En ese memorando, Crowder expresó preocupación con la adopción del Registro Electoral Permanente, y exponía que en las elecciones de 1918 se pudo comprobar que por medio del fraude y de la corrupción, los Registros habían sobrepasado todas las proporciones en el número de electores. Recuerdo que en una de las municipalidades —agregaba—, el número de electores excedía en muchos miles al total de la población, y en todos los demás términos municipales las listas estaban enormemente aumentadas.

El procónsul yanki reclamaba del Presidente Zayas "toda la mejor atención" en el asunto de los Registros Electorales, ya que la Junta Central Electoral había aplicado una disposición de exclusión del Registro de todos los electores que no hubiesen ido a votar en las elecciones parciales de 1921, y que, según tal enmienda al Código electoral de 1919, esa decisión solo podía variarse por un acuerdo del Congreso o la restitución por petición de cada ciudadano excluido ciento diecinueve días antes de las elecciones, convocadas para el primero de noviembre de 1922.

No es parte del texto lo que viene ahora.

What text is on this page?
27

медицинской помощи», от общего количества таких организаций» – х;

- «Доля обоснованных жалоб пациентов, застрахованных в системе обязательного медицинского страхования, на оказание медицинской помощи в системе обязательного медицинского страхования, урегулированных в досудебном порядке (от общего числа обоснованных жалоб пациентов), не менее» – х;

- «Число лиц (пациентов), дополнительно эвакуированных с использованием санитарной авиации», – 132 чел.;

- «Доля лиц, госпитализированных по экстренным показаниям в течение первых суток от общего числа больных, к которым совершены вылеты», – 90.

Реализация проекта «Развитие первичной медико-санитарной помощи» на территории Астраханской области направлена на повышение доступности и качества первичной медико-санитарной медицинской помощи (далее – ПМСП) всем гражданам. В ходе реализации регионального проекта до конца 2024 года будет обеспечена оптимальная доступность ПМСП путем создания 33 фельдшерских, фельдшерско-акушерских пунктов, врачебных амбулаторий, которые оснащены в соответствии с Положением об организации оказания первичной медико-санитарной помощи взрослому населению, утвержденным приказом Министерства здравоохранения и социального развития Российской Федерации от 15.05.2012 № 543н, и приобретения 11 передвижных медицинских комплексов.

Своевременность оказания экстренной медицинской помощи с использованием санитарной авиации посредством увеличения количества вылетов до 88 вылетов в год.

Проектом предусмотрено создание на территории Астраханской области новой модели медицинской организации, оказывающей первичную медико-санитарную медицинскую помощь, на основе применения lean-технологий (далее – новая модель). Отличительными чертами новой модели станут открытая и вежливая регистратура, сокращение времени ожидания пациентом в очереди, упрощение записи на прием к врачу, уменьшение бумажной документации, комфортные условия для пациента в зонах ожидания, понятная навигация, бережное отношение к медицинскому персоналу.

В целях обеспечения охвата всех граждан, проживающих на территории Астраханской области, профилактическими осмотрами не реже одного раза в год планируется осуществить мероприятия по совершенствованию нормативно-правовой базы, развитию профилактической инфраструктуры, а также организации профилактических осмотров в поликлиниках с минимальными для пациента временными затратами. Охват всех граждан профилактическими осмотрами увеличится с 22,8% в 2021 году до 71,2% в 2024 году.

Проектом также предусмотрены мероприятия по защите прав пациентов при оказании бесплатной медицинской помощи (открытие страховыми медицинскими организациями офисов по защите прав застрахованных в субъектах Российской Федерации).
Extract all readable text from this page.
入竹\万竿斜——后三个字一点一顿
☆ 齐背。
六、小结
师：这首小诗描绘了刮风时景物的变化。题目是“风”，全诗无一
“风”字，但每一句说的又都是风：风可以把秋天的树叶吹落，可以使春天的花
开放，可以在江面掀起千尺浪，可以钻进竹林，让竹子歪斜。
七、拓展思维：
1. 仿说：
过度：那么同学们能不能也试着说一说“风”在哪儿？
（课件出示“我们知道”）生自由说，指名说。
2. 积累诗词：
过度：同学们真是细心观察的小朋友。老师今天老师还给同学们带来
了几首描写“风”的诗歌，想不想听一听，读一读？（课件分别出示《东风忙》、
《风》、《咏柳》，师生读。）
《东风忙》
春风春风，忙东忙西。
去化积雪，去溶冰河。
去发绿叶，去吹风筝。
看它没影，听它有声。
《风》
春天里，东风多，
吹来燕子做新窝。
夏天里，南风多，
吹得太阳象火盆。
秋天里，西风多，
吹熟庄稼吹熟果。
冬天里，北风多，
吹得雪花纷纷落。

Crowder decía que "queda solamente un tiempo muy limitado para resolver en cuanto al número enorme de inclusiones" y recababa que la Junta Central Electoral dictase alguna regla especial de urgencia que pudiese facilitar la mejor manera de practicar y preparar los Registros para las próximas elecciones bienales. Hasta esos detalles electorales llegaba el intrusismo del coronel Crowder.